September 18th is a date forever etched in the memory of the Chinese people. On this day, the film "731" (known internationally as "Evil Unbound") will be released worldwide. It premiered first in China, Australia, and New Zealand, and then in the United States and Canada.
The date was chosen deliberately. September 18th marks the anniversary of the 1931 Shenyang Incident in northeastern China, an event that marked the beginning of full-scale Japanese aggression against China and 14 years of occupation. Choosing this day for the premiere is a declaration: history cannot be rewritten or forgotten.
And Chinese audiences seem to agree. According to online platforms, the film's box office receipts on its first day exceeded 300 million yuan, or approximately $42.2 million, setting a new record for Chinese cinema. 
The title "Evil Unbound" sounds almost understated. The film is set in the final years of World War II, when the Japanese army, desperately trying to reverse the course of events, turned the Chinese city of Harbin into a human laboratory. Prisoners ceased to be human—called "maruta" (Japanese for "logs")—they were dissected, frozen, infected, and discarded. This cruelty is particularly terrifying for its bureaucratic precision and disguise as scientific research.
When the army calls people "logs," it's not just a sign of losing the war—it's a denial of humanity. Doctors and officers of the Japanese Army's Unit 731 justified vivisection, frostbite experiments, and plague infection as scientific research, meticulously documenting torture as if it were scientific data. It's terrifying to contemplate the scale of dehumanization these experiments entailed.
These crimes are nothing new. The brutality of Unit 731 of the Japanese army has been depicted on the big screen many times before. In 1988, the Hong Kong film Men Behind the Sun shocked audiences, as have numerous documentaries that reveal the horrors of that time. But Evil Unbound is not about reopening old wounds, as Tokyo's defenders claim. This film is an attempt to "polish the tombstone of memory" before the dust obscures the inscription. History left unaddressed fades.
However, Japanese politicians seem eager to forget this. Every time a film like this is released, accusations of "anti-Japanese propaganda" are raised. The louder the objections, the deeper the anxiety they reveal. If Japan truly, as it often claims, "loves peace," then why does it allow visits to the Yasukuni Shrine, where war criminals like Hideki Tojo are commemorated? Why is it so sensitive every time the camera lens exposes the truth?

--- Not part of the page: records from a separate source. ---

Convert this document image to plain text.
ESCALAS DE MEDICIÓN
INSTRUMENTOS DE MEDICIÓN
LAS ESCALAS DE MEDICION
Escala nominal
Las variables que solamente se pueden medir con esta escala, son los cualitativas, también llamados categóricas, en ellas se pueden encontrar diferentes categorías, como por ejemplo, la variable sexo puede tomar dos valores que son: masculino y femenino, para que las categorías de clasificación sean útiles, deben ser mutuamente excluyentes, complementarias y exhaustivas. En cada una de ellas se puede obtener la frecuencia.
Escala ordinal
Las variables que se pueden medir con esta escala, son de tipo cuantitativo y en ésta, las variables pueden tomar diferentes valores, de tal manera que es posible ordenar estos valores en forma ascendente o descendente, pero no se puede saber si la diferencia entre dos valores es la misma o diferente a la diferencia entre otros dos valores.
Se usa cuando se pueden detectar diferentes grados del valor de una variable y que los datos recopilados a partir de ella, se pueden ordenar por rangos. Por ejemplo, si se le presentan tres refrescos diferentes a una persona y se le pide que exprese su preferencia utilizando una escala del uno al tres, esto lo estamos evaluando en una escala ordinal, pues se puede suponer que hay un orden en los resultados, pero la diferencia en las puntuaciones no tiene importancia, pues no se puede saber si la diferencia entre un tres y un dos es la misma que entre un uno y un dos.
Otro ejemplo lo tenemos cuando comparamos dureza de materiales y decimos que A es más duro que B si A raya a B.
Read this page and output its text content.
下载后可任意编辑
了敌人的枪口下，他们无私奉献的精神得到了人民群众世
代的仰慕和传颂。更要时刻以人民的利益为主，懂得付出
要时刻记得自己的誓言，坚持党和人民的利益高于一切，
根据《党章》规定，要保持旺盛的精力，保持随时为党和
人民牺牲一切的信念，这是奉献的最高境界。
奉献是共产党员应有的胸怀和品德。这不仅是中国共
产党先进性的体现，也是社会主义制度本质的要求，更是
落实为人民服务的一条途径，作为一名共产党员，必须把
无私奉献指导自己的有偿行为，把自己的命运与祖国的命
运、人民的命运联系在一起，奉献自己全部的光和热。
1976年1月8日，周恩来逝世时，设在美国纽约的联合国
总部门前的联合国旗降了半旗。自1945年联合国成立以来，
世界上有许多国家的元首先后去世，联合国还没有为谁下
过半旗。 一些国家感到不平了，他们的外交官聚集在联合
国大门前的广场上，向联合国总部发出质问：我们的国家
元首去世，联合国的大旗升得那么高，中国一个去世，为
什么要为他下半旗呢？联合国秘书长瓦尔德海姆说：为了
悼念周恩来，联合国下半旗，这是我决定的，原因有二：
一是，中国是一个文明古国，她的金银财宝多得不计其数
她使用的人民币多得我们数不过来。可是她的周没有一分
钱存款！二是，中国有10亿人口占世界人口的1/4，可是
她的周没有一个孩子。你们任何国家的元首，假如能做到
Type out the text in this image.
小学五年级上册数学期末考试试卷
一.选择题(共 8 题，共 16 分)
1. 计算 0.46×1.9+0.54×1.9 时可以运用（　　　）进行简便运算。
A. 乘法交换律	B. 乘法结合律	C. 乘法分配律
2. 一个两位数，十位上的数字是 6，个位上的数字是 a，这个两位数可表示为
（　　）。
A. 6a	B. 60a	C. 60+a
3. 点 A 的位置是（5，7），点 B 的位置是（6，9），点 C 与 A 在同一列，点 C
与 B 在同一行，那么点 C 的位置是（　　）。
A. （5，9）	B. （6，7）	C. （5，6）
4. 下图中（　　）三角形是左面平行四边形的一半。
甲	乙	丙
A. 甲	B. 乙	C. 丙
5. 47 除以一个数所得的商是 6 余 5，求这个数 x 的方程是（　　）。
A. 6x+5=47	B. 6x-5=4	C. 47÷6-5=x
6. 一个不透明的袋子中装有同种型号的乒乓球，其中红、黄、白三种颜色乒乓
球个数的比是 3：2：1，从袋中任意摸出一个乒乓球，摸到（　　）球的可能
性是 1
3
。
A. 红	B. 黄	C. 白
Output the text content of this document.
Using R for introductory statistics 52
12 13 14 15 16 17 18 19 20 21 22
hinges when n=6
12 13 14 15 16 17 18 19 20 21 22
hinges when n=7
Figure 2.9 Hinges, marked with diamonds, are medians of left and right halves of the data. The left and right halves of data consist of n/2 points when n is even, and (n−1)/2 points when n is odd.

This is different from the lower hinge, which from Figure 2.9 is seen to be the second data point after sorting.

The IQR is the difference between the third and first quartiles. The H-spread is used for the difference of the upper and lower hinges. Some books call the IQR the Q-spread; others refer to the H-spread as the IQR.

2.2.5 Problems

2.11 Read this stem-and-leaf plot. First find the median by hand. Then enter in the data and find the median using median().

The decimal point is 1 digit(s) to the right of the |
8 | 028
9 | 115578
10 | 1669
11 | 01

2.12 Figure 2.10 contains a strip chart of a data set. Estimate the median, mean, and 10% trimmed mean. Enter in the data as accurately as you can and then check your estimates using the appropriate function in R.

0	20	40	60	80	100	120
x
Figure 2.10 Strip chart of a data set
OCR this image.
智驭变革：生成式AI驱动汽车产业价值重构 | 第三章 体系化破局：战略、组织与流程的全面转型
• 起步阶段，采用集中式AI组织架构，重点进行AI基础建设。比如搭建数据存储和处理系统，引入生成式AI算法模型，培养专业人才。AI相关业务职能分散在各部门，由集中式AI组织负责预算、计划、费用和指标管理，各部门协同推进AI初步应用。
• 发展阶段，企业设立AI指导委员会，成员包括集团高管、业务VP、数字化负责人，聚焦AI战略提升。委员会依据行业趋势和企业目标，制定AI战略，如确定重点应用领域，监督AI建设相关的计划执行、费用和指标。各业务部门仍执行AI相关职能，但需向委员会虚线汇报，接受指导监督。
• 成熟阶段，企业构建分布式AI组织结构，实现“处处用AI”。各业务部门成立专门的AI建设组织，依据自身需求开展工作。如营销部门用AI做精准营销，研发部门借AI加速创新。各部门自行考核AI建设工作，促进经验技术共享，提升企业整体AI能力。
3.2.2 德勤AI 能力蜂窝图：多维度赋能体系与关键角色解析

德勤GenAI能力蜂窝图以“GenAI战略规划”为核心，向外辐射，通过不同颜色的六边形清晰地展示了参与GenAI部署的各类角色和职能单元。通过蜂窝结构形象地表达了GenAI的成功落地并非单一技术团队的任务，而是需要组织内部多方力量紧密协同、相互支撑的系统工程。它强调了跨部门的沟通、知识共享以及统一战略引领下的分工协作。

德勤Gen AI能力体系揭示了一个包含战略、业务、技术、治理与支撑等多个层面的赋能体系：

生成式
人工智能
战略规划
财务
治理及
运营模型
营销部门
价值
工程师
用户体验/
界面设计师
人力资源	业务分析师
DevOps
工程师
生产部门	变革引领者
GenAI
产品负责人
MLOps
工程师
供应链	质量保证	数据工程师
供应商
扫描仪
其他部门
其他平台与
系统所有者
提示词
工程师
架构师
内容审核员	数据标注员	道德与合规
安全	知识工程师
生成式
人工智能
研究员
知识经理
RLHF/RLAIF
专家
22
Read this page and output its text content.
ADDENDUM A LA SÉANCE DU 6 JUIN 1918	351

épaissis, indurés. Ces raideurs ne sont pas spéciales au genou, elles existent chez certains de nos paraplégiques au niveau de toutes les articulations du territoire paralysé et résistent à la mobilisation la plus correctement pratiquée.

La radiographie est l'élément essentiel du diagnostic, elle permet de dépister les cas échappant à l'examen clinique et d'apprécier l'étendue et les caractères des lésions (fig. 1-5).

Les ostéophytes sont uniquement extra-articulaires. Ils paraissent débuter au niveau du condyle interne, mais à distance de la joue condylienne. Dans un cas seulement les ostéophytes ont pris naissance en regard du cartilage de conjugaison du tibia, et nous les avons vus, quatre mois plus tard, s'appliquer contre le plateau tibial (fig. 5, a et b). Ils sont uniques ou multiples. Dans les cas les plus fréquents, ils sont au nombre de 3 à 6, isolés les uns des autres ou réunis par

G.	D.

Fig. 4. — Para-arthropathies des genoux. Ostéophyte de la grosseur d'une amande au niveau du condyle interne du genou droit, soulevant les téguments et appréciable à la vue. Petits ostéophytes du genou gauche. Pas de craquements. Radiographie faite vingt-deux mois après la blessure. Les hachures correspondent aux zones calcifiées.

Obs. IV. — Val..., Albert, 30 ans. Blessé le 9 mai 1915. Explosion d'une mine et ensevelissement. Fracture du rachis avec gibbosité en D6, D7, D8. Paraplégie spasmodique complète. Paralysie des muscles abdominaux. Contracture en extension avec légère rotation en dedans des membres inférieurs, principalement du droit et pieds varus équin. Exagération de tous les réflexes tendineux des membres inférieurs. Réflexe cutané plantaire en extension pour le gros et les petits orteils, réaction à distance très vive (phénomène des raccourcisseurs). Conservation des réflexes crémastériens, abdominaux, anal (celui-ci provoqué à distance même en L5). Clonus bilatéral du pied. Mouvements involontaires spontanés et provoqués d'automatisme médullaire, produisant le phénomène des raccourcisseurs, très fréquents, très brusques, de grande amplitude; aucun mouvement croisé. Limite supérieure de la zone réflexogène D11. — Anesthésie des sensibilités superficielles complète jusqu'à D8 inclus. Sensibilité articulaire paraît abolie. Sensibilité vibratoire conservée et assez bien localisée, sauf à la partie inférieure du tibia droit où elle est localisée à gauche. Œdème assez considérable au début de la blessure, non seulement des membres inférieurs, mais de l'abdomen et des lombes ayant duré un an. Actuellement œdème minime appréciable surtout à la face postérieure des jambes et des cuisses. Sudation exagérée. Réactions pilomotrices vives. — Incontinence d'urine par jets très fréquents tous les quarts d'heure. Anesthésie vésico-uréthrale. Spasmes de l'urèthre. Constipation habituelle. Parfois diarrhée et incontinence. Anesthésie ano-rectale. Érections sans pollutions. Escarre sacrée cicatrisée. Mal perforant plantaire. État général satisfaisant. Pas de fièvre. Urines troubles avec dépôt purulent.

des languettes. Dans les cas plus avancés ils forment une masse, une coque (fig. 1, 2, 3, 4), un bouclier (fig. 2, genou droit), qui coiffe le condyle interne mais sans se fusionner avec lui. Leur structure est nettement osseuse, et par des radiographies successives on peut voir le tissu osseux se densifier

Thus, the Chinese people's anger is not an artificially created nationalism, but a natural reaction to denial. For many families, the war is not an abstract history, but a personal tragedy: a grandfather sent to forced labor, a grandmother's village burned to the ground. "731" isn't just a number in a textbook; it's a wound passed down from generation to generation.
Regarding the date, September of this year also marks the 80th anniversary of the victory in the Chinese People's War of Resistance Against Japanese Aggression and the World Anti-Fascist War. Commemorative events on September 3 in China, in addition to the parade and weapons display, are a statement that lasting peace is impossible without remembering the victims.
What do the Chinese expect from Japan? Not grandiose apologies, which lose their force with each cabinet change, but honesty. An admission that the "Maruta" were human beings. An admission that Unit 731 of the Japanese Army committed crimes against humanity. An admission that 14 years of aggression, which claimed millions of lives, have left indelible scars.
Until then, forgiveness is out of the question, and talk of "peace" is empty rhetoric. Evil Unbound asserts that some pages of history cannot be erased, some crimes cannot be justified, and some facts cannot be ignored—precisely because silence would only benefit the guilty.
Ultimately, what scares Japanese politicians more than the film itself is the prospect that younger generations will remember the truth it boldly reveals.